To completely reset the app, do a complete shut down of the app, then delete everything inside the logs
and pgdata
folders on your local disk:
# Completely shut down app
docker-compose down
# Remove contents of mounted volumes
rm -rf logs/*
rm -rf pgdata/*
There are several ways to extract data from the app. First, we can export the tables to a CSV file. We would need to (1) extract the ID of the running Postgres container, (2) navigate to a folder for storing the CSV files, and (3) run a command in the container to save the data to a file. For (3), we run a command psql -U airflow -d optionsdata -c "..."
inside the Postgres container using docker exec -t
, and write the output to our target file ... > filename.csv
.
# Check Postgres container ID
docker ps
# Go to folder to store files
cd <directory-to-store-csv-files>
# Extract CSV file
docker exec -t <first-few-characters-of-docker-container> psql -U airflow -d optionsdata -c "COPY table_name to STDOUT WITH CSV HEADER" > "filename.csv"
The second way to extract data is to connect directly to the Postgres instance.
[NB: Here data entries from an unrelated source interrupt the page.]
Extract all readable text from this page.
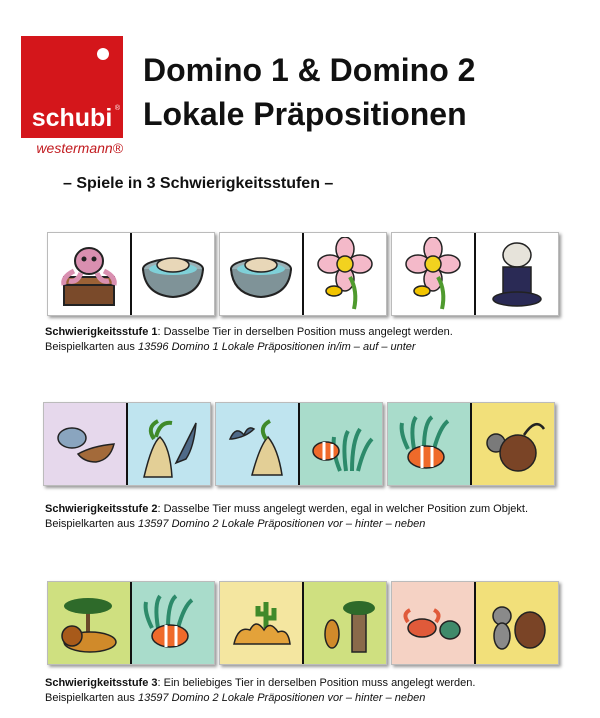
schubi ®
westermann®
Domino 1 & Domino 2
Lokale Präpositionen
– Spiele in 3 Schwierigkeitsstufen –
Schwierigkeitsstufe 1: Dasselbe Tier in derselben Position muss angelegt werden.
Beispielkarten aus 13596 Domino 1 Lokale Präpositionen in/im – auf – unter
Schwierigkeitsstufe 2: Dasselbe Tier muss angelegt werden, egal in welcher Position zum Objekt.
Beispielkarten aus 13597 Domino 2 Lokale Präpositionen vor – hinter – neben
Schwierigkeitsstufe 3: Ein beliebiges Tier in derselben Position muss angelegt werden.
Beispielkarten aus 13597 Domino 2 Lokale Präpositionen vor – hinter – neben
Notice that we used the ports
tag in the Docker Compose file to expose a port so we could access Postgres from our host machine. We use psycopg2
to establish the connection in Python.
import psycopg2 as pg2
# Connect to database
conn = pg2.connect(host='localhost', database='optionsdata', user='airflow', password='airflow', port='5432')
You can then query the data using the connection object conn
as you would for any other database.